Adding that "Girls, in particular, bully each other through relational aggression" - harming each other by social status and friendships.   And no one can argue that social media apps have dramatically magnified the degree of shame and embarrassment - when seeming everyone in a school can see a negative comment about someone at the same time.  Thus, while private physical bullying may have involved only one or two peers seeing it, anonymous message apps expand the audience vastly wider and in much less time.

This is why Dr. Glover advises parents to limit the use of media and apps like Snapchat and Instagram.

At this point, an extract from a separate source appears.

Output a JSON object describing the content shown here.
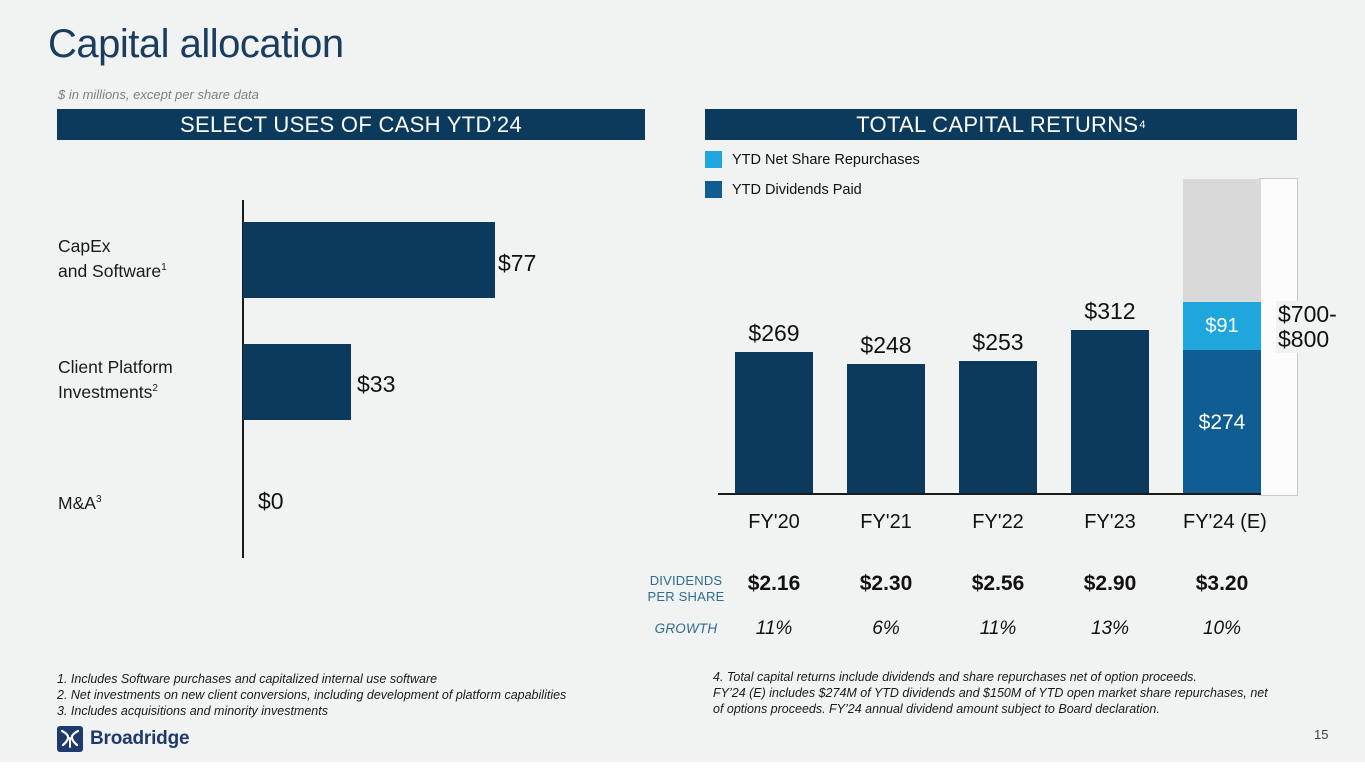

Recall that in an earlier post (Aug. 10) I referenced  McAfee survey report that also appeared in the Post (Aug. 7, p. 12A) that cyber bullying has now reached epidemic proportions especially in the U S of A.  The platforms most used for bullying in the order of their percentage of young users affected included:

- Facebook  71 %

- Instagram  - 62 %

- Snapchat  49 %

In the survey, which ranged over more than 3,000 kids in multiple countries it was found there was a 22 percent overall reporting of cyber bullying, compared to 30 percent for U.S. students. This is ridiculous and shows: a) too many kids are spending way too much time with these media, and b) the parents have abdicated control to their addicted kids.

In response to the findings, the author of the piece Minda Zetlin presented these bullet points:

-  Instagram and Snapchat have the greatest negative effect on young people's emotional health, with Instagram topping the stats.

- Spending more than two hours a day on social media is detrimental to kids' mental health and a "seriously bad idea".

Meanwhile, the research of Ward and others is disturbing indeed. It shows that "our thoughts and feelings, far from being sequestered in our heads, can be skewed by external forces we're not even aware of."   This is possible because our brain confers inordinate power on any object or device which has "salience" - and which then causes it to embrace and use beyond normal bounds.  In modern times that is the smart phone, and the motto from all these findings - for all of us- would seem to be: Less is better!

For parents considering buying the outrageously priced iPhone X for their offspring the advice would be not to do it. Why put an even more powerfully addicting device in their hands which would speed the intellectual and emotional descent of most users?  It would be little different from giving them an indefinite supply of narcotics.